Offen für vielfältige Wege
Unternehmen wandeln sich immer schneller. Wer weiß, wie die Wirtschafts- und Arbeitswelt morgen aussieht? Sich einmal Fachwissen auf Vorrat anzueignen, wird auf Dauer deshalb nicht reichen, weil es immer schneller veraltet. Mit dem Sammeln von Zeugnissen und Zertifikaten kommt man da gar nicht hinterher. Facebook hat kürzlich einen 18-jährigen Programmierer eingestellt – ohne Studium und Ausbildung. In Deutschland kann man sich das schwer vorstellen. Es wäre wichtig, dass Unternehmen und Hochschulen sich noch offener zeigen, für vielfältige Lebenswege. Deutschland wird seine Wettbewerbsfähigkeit nicht allein mit Prädikatsexamen erhalten, sondern mit kreativen Köpfen, die den Willen haben, Risiken einzugehen. Dazu müssen die jungen Menschen – ob Akademiker oder nicht – ermutigt werden.

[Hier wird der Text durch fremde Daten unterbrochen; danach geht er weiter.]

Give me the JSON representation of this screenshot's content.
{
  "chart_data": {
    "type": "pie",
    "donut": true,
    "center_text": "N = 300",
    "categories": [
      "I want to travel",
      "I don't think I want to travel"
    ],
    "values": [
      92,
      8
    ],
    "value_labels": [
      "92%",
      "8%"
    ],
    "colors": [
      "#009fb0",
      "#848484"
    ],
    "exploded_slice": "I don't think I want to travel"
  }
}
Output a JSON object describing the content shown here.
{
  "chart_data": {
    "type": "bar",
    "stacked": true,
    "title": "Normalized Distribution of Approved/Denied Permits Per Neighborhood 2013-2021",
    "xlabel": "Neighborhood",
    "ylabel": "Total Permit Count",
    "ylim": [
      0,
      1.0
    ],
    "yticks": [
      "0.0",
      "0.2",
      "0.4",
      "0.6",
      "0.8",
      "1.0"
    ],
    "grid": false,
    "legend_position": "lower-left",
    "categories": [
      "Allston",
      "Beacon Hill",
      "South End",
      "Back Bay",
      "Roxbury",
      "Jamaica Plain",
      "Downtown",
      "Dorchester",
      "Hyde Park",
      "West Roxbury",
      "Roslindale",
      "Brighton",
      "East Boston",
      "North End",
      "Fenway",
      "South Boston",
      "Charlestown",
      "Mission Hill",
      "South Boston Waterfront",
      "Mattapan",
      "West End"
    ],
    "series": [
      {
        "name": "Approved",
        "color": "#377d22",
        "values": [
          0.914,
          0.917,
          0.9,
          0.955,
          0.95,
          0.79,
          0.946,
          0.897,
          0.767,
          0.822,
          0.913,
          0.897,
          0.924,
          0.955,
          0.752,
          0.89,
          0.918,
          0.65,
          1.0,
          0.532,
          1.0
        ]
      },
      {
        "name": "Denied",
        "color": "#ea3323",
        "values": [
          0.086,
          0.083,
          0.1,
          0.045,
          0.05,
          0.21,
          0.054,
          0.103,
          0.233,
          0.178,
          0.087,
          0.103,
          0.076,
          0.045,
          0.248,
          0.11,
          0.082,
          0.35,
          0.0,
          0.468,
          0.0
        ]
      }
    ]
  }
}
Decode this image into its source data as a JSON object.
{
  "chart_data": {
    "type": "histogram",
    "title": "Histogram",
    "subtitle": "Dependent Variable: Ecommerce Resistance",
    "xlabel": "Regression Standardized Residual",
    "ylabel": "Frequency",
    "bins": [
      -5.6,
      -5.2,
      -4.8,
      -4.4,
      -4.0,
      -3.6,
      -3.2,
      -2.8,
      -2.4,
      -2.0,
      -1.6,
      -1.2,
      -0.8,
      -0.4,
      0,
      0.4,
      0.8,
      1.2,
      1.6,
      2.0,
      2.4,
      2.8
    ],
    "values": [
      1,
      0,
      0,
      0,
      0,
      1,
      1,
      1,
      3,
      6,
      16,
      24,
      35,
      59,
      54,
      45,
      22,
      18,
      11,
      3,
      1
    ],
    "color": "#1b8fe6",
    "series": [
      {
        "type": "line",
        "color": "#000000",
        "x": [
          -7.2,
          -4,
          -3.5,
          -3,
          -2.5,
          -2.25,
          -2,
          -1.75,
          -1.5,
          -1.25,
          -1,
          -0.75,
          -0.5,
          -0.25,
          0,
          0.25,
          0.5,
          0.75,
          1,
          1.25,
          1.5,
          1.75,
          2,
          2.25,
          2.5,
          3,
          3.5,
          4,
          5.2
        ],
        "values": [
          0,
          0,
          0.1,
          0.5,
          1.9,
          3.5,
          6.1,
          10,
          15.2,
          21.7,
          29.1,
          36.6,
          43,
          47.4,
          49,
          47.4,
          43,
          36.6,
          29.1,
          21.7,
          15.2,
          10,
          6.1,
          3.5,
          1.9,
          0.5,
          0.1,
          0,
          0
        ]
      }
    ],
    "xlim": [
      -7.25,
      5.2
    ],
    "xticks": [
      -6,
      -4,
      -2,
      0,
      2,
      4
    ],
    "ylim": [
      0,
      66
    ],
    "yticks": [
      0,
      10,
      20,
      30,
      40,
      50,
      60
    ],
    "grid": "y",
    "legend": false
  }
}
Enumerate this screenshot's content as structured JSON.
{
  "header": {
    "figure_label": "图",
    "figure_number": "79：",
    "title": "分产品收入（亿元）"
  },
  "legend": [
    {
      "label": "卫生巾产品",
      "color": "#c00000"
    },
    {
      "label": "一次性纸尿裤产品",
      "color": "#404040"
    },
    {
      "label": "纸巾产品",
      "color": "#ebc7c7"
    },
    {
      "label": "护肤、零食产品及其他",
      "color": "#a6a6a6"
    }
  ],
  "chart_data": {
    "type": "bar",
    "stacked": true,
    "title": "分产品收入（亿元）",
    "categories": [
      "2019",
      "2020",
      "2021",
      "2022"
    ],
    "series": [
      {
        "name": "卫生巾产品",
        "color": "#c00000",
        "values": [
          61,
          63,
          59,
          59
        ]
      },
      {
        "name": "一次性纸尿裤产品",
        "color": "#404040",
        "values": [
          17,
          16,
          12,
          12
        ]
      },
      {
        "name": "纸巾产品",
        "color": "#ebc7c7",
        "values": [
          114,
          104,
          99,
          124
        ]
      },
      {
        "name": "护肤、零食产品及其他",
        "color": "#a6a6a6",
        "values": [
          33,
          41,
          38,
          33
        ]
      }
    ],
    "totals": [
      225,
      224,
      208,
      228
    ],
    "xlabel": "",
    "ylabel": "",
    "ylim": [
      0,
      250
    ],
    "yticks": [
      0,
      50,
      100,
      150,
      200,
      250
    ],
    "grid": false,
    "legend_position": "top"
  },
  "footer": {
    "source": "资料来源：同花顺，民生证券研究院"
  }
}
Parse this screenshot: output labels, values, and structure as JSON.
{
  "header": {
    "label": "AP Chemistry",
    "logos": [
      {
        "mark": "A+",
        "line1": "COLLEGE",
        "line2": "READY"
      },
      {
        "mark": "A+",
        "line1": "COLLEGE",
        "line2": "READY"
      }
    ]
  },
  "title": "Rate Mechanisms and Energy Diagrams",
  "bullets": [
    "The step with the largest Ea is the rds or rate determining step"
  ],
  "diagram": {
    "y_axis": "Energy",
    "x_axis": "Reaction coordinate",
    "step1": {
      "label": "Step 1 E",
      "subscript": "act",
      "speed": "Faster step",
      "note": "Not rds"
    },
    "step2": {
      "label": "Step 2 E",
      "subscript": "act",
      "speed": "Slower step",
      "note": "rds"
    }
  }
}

Christiane Florin schimpft in ihrem Essay über eine Generation, die den Diskurs öde findet und vorgefertigte Stundenpläne haben will. Wo ist da eigentlich der Ehrgeiz geblieben, die Studierenden zum eigenständigen Denken anzuregen, sie für Themen zu begeistern? Die Lehrenden sollten sie unterstützen, freiheitsliebende Menschen zu werden, damit sie die nötige Lebenskompetenz erwerben und mit den Anforderungen einer dynamischen Wirtschaftswelt Schritt halten können. Das kostet Zeit. Es lohnt sich jedoch, den Studierenden diese Zeit zu geben. Die wesentlich kürzeren Studienzeiten, die die Bologna-Reform gebracht hat, bringen den Studenten und auch den Unternehmen häufig leider nur Frust.